O cientista político e professor de Direito Constitucional da USP, Conrado Hübner Mendes, de Época, de quem, com a devida vênia, tomei a liberdade de emprestar o título, observa que a verdade está em baixa na esfera pública. Ela é – garante – vítima de corrupção ativa e passiva: ativa quando alguém produz informação falsa e a dispara; passiva quando alguém a consome e, num reflexo, a replica em suas redes.. A mentira que perdura fora do alcance do radar público pode produzir danos irreversíveis quando a contestação ou o desmentido chegam tarde demais ou quando seu consumidor não está aberto à dúvida. A circulação de notícias falsas, forjadas não para informar, mas para provocar emoções e espasmos, não é mero agravamento de problema antigo, mas patologia nova, cujos remédios ainda estão sendo inventados e testados – acrescenta o autor, para concluir: “Contribuir com esse jogo, de forma ativa ou passiva, é um problema ético”.

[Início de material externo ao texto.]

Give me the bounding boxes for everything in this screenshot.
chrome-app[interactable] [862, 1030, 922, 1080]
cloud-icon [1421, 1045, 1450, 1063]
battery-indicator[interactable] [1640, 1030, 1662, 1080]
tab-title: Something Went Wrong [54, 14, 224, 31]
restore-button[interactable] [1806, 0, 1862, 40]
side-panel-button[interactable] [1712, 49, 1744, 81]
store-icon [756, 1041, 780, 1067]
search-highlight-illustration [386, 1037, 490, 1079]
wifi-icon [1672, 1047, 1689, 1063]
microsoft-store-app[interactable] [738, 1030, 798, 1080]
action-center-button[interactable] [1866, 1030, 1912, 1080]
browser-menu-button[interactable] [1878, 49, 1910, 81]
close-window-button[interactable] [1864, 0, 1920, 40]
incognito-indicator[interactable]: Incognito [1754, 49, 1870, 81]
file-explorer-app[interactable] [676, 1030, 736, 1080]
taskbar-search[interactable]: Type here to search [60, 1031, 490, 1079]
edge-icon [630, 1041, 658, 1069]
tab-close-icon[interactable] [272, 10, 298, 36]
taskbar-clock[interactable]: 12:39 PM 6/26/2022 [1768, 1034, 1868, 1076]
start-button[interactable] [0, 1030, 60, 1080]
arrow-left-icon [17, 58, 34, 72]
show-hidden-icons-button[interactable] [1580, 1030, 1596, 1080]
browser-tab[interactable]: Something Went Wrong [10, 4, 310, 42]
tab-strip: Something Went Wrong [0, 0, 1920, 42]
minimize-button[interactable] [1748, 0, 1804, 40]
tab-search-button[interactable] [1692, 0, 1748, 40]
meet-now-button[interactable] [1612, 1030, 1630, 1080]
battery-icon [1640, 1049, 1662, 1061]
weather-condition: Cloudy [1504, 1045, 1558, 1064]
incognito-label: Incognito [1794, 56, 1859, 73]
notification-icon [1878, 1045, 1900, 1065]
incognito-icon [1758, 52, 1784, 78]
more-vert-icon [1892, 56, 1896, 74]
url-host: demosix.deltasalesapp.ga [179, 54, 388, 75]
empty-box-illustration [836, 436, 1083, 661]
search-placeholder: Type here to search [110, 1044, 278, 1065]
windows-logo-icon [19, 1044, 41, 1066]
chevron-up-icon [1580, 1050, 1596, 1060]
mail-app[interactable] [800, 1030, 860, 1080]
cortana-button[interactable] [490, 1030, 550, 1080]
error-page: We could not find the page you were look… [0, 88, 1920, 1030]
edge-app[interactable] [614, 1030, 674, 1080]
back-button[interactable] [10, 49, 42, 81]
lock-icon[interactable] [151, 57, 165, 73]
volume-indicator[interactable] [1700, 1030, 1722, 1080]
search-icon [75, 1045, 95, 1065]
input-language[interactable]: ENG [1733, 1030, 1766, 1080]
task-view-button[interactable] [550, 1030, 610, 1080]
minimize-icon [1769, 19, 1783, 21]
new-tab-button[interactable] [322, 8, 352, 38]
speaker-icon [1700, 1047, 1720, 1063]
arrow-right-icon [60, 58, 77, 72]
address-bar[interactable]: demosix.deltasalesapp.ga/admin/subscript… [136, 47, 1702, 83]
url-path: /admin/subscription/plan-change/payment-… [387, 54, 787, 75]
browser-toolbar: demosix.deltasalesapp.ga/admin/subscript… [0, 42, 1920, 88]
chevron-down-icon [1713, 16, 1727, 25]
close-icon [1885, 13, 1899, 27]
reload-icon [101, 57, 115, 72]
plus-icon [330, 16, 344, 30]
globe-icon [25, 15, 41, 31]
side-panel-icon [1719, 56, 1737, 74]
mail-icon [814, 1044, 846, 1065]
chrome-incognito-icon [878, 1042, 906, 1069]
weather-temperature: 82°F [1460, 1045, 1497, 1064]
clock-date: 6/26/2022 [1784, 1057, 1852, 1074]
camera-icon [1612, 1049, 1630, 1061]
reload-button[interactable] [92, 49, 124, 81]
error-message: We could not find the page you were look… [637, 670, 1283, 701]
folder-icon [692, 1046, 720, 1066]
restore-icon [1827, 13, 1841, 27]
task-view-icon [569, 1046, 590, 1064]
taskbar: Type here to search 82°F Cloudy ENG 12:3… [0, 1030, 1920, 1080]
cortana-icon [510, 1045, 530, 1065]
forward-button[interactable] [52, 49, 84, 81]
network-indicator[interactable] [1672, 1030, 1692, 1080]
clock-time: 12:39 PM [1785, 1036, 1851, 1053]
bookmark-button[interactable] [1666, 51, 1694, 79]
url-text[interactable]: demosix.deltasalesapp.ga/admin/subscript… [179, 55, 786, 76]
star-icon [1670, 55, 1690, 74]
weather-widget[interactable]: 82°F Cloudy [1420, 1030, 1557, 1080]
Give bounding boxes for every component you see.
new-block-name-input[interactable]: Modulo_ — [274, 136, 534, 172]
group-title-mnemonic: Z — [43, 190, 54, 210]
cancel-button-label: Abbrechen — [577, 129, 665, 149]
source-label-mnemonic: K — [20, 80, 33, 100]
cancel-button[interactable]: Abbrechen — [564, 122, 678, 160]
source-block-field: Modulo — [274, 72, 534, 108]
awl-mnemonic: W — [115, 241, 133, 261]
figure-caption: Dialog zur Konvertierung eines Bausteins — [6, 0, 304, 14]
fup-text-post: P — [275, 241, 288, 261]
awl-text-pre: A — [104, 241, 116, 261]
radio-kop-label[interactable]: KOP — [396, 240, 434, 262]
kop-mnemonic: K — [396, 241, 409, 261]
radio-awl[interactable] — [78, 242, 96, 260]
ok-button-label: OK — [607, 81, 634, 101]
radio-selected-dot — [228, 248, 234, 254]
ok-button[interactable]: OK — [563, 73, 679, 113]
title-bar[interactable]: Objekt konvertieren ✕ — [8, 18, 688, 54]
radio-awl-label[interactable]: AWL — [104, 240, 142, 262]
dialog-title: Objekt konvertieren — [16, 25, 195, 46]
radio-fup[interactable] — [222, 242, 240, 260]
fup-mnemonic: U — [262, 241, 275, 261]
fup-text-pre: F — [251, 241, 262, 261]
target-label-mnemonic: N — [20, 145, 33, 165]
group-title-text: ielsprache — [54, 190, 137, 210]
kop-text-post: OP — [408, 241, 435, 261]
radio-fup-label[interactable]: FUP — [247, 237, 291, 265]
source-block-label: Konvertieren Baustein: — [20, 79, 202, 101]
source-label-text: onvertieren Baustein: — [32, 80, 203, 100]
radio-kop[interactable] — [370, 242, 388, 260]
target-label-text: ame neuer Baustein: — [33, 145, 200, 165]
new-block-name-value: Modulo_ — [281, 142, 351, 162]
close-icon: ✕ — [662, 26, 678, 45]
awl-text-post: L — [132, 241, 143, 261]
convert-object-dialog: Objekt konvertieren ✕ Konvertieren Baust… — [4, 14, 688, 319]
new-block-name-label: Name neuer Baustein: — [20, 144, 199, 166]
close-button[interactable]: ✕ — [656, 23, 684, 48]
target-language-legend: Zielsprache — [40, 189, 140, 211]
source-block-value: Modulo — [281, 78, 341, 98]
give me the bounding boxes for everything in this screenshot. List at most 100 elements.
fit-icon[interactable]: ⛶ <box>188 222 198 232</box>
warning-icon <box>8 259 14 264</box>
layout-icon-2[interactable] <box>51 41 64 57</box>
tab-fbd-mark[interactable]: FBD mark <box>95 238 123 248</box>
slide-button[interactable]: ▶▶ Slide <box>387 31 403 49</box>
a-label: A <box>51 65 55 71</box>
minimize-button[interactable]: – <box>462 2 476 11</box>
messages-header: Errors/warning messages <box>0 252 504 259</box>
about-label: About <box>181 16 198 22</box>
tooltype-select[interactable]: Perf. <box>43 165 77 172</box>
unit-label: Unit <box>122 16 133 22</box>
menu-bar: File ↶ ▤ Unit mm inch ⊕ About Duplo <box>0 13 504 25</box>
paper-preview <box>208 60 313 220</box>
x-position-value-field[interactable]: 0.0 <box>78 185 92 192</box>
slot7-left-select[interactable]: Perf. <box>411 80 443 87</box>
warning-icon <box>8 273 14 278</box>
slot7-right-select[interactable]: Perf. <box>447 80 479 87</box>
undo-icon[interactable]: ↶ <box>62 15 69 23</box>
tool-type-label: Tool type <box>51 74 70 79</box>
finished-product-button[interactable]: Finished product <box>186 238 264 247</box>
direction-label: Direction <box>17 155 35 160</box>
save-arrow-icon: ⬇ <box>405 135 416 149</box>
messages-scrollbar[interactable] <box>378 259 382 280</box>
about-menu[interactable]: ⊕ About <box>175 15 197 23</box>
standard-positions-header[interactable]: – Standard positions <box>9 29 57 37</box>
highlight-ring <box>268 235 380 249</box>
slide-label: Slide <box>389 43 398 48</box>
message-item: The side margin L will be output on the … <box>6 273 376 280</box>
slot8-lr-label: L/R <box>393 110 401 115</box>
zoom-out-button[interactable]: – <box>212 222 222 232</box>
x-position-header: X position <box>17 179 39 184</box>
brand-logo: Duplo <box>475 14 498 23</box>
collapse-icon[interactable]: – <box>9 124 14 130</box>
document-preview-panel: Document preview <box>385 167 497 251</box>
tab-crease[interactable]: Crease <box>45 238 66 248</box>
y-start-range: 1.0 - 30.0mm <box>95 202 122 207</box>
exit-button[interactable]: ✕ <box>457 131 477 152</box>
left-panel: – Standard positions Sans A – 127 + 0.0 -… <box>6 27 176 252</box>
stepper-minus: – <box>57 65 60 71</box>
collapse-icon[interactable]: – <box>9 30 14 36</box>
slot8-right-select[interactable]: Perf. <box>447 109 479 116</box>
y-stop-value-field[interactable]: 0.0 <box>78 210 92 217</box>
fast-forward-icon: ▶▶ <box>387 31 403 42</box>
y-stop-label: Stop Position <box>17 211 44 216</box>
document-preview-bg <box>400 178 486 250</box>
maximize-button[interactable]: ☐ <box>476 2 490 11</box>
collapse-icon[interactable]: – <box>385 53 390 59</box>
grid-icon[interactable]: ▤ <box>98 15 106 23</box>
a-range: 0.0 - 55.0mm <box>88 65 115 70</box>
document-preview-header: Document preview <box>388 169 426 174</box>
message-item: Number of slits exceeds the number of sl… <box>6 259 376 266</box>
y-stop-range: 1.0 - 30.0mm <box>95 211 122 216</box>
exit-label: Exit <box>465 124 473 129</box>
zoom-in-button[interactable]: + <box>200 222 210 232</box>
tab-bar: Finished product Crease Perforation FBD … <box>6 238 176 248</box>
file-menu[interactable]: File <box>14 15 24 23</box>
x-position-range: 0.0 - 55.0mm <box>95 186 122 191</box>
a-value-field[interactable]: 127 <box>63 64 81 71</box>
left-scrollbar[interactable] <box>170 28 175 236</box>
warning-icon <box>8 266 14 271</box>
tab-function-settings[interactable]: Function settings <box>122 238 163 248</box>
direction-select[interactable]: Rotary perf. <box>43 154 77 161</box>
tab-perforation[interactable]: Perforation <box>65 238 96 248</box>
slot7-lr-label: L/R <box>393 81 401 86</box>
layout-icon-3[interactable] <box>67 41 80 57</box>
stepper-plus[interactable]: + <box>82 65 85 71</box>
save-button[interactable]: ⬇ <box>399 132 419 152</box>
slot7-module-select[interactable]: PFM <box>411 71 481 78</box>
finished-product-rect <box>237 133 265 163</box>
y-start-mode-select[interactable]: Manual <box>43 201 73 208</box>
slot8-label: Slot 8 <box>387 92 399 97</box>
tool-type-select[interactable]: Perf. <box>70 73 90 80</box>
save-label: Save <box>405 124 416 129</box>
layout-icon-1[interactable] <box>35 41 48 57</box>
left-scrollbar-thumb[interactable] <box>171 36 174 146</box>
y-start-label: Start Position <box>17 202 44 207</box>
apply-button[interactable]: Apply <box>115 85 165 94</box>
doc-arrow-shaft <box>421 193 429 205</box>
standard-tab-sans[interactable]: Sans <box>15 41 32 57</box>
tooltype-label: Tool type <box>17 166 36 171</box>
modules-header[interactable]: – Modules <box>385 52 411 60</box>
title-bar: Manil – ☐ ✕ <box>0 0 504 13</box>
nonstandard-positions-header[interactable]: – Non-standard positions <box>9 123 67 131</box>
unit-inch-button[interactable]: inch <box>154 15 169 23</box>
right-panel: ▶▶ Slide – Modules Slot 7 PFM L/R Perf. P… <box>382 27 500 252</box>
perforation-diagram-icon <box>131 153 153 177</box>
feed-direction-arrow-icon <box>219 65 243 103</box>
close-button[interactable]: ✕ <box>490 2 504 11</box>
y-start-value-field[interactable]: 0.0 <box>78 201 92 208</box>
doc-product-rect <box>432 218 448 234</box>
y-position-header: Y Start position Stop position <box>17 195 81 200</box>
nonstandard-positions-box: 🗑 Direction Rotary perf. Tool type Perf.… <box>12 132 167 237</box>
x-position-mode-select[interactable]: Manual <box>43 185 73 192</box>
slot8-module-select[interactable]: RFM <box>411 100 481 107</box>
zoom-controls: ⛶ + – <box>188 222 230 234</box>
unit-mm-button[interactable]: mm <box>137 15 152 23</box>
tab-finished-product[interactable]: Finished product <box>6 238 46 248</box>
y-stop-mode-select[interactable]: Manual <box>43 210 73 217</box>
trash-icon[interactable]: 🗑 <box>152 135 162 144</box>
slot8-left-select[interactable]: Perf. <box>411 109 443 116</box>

Em um bem fundamentado artigo, João Francisco Pinheiro Oliveira lamenta vivenciar, “como todos nós, nossos colegas se distanciando do projeto que nos comprometemos a levar até o final, em nome de seus interesses políticos pessoais. Se fosse somente isso, tudo bem: Todos tem o direito de zelar pelos seus interesses! Somente não se tem o direito de, em nome dos seus interesses, colocar os interesses da Ordem, como instituição, nivelados por baixo”. Ele exorta os colegas a não admitir que se faça “corporativismo às avessas: respeitem a nossa casa, para que o vizinho não a viole”. No mesmo sentido, o colega Márcio Melo Nogueira lembra que “Nós passaremos, a OAB/RO permanecerá, sempre mais forte! Essa é a nossa missão!. Assumimos o compromisso de engrandecê-la, de potencializar suas ações, fazê-la presente na vida do advogado e do cidadão. Vivemos uma época em que a advocacia é maltratada e a cidadania tem direitos fundamentais subtraídos. Tudo sem a menor cerimônia. Mais do que nunca a sociedade e a advocacia precisam de uma OAB altiva! Recorro, enfim – e por oportuno – a Fernando Pessoa para lembrar que “Tudo vale à pena quando a alma não é pequena”.